Mary Surratt (Photo: Public Domain/WikiCommons)

This story is part of series on female assassins. Previously: The Israeli spy who never meant to be famous and Gerald Ford’s two would-be killers—a mom and a Manson girl

On the afternoon before Abraham Lincoln died, Mary Surratt took a little trip from her boarding house in D.C. to Surrattsville, the town in southern Maryland named after her family and the tavern they once ran there. To make the journey, about 14 miles southwest from the city, she asked one of her lodgers, Lou Weichmann, to rent a carriage and take her.

Surratt said she intended to pay a debt, but as Weichmann would later testify at her trial, before they left, John Wilkes Booth handed her a package. In Surrattsville, she left that package with John Lloyd—telling him, he testified later, to keep it ready, along with a set of rifles.

Just a few hours later, Booth would stop at the tavern to pick up those guns and the binoculars inside the package, while, back in D.C. the police showed up at Surratt’s boarding house, looking for him.

Within the next two months, Mary Surratt was arrested, tried and executed for her role in the conspiracy to assassinate President Lincoln. When she was hung, along with three other conspirators, she became the first woman that the United States government ever executed. Until she died, though, she proclaimed her innocence—and for more than a century, many historians argued that she might have been wrongfully killed. But in the past few decades the case against her has been laid out more clearly: She knew exactly what she was doing.

“She was such a tragic figure, like an actress in a play,” says Kate Clifford Larson, author of the Surratt biography Assassin’s Accomplice. “She was a really smart woman who made her own independent decision. She believed in slavery and the way of life in the South. She felt that her life would be better if Lincoln were no longer president. She made a conscious decision to help Booth, like all those other conspirators.”

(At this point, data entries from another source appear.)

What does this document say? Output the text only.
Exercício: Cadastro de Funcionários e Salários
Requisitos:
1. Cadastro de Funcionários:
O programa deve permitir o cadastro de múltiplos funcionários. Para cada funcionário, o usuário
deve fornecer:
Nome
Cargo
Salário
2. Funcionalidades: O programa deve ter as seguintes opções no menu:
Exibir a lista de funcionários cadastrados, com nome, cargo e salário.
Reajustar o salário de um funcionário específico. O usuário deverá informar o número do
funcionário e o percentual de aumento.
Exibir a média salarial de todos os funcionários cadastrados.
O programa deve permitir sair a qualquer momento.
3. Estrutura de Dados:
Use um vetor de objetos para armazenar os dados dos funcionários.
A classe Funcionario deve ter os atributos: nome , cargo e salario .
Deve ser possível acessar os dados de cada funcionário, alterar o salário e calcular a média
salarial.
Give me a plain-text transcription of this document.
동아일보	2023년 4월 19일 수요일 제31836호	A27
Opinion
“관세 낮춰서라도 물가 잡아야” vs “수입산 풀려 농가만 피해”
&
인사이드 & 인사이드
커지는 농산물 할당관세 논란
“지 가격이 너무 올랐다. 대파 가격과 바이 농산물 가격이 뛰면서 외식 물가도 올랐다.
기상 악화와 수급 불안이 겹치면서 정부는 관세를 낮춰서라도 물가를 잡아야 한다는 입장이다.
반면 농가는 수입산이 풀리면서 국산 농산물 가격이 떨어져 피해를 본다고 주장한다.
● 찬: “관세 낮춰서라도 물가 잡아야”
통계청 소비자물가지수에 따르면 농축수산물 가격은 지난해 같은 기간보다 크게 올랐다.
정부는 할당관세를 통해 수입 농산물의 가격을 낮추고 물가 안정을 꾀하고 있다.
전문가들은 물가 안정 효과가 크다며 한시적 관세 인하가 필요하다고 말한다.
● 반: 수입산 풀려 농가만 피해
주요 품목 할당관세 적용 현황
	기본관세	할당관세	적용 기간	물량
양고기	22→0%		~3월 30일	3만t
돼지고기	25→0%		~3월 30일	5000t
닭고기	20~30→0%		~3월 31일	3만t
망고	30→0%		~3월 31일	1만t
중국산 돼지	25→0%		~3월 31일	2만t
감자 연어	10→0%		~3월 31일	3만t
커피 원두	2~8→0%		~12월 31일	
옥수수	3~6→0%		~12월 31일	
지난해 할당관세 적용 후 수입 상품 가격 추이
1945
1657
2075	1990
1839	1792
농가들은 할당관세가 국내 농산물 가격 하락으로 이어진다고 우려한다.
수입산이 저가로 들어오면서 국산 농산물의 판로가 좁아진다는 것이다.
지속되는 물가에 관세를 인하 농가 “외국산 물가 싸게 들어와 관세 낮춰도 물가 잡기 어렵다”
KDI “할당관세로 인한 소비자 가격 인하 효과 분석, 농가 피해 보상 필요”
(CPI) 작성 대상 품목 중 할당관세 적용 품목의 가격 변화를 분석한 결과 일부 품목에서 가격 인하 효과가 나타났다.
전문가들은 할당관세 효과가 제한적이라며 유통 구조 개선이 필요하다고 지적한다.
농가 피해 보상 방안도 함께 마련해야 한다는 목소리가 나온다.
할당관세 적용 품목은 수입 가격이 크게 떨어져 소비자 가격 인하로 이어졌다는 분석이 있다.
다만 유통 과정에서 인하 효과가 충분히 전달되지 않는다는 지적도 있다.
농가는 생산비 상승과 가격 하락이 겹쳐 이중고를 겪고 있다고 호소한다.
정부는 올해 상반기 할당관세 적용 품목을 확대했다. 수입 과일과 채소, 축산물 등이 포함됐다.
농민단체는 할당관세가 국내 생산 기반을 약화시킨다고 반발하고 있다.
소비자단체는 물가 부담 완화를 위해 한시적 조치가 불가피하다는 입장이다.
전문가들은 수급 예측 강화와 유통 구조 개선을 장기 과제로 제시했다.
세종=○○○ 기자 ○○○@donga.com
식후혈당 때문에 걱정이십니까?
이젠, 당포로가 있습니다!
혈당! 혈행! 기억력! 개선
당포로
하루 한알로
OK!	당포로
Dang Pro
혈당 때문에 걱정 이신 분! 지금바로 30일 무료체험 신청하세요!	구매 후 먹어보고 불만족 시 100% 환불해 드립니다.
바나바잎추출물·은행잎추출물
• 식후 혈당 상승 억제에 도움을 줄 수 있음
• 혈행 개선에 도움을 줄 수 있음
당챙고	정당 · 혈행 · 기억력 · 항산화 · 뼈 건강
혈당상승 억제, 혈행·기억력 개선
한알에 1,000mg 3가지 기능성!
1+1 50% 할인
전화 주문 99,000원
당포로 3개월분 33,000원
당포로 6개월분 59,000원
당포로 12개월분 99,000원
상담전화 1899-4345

Surratt was born in a town southwest of D.C., in the lobe of Maryland that dips south in between the Potomac River and Chesapeake Bay.  As a young girl, she was sent to Catholic school—she was born Protestant, but converted after a couple years at the school—and married in 1840. She and her husband, John Surratt, stayed in the region, living in D.C. and just outside, until John died of stroke in 1862. By then, the family’s once-healthy finances had deteriorated. But John did leave his wife the tavern in Surrattsville and a townhouse in D.C.  


The Surratt boarding house (Photo: Library of Congress)

The area of Maryland where the Surratts lived, though technically still part of the Union, was deeply sympathetic to the Confederate cause. One of Surratt’s sons had joined the Confederate army; the other, John Jr., served as a courier of clandestine information. The tavern was a safe house for confederate spies, and John Jr., once the town’s postmaster, had been investigated for disloyalty and kicked out of the job.

Near the end of 1864, John Jr. was introduced to a handsome actor, John Wilkes Booth. Soon, Booth was a regular at the Surratts’ D.C. boarding house, where Mary had relocated. At the time, Booth wasn’t planning to kill the president—just to kidnap him. But by the spring, after an attempted kidnapping had failed, the plan had transformed.

While John Wilkes Booth was planning Lincoln’s assassination, he and Mary Surratt met and talked many times. The question has always been: Did she know what he was planning? Did she help him?  

After she was executed, public opinion shifted to Surratt’s side, as it was unusual for a woman to receive capital punishment for a crime, and it shocked people. In 1894, David Miller DeWitt, a Congressman from New York, wrote an account of the trial titled The Judicial Murder of Mary Surratt, in which he argues that she was, essentially, judged guilty before the trial even began. He notes, for instance, that Weichmann later said that “a statement had been prepared for him, that it was written out for him, and that he was threatened with prosecution as one of the conspirators if he did not swear to it.” Combined with the scandal of executing a woman, the shakiness of the case made Surratt’s conviction, of all the Lincoln conspirators, “the most controversial case both at the time and since,” writes historian Thomas Reed Turner.

“She was viewed as an innocent victim, because number one, she was a woman, she was the first woman ever executed by the federal government,” says American history scholar Ed Steers, “and the testimony seemed weak and circumstantial.” But when scholarly assassination historians started digging into the evidence against Surratt, he says, it became clear that she was indeed complicit. John Lloyd’s testimony, in particular, was damning—he filled out the details of how she had carried that package and told him, in advance of the murder, to ready the “shooting irons”—the rifles Booth would collect while trying to escape.

“In my opinion, if any reasonable historian reads the trial transcript, they will come to the conclusion that that government was quite right,” says Steers. “The evidence is there, and it’s quite good.”

And in Larson’s view, too, the excuses made for Surratt over the years—she was in love with Booth, but had no idea what he was up to; she was too religious to help plan a murder—don’t add up. The idea of a love-lorn or religious woman tapped into 19th century sympathies. But now we know better. “Not all women do things because they’re in love with some man,” says Larson. “They have their own agency. Now we know women were right there doing horrible things with men.” Including help assassinate one of America’s most beloved leaders.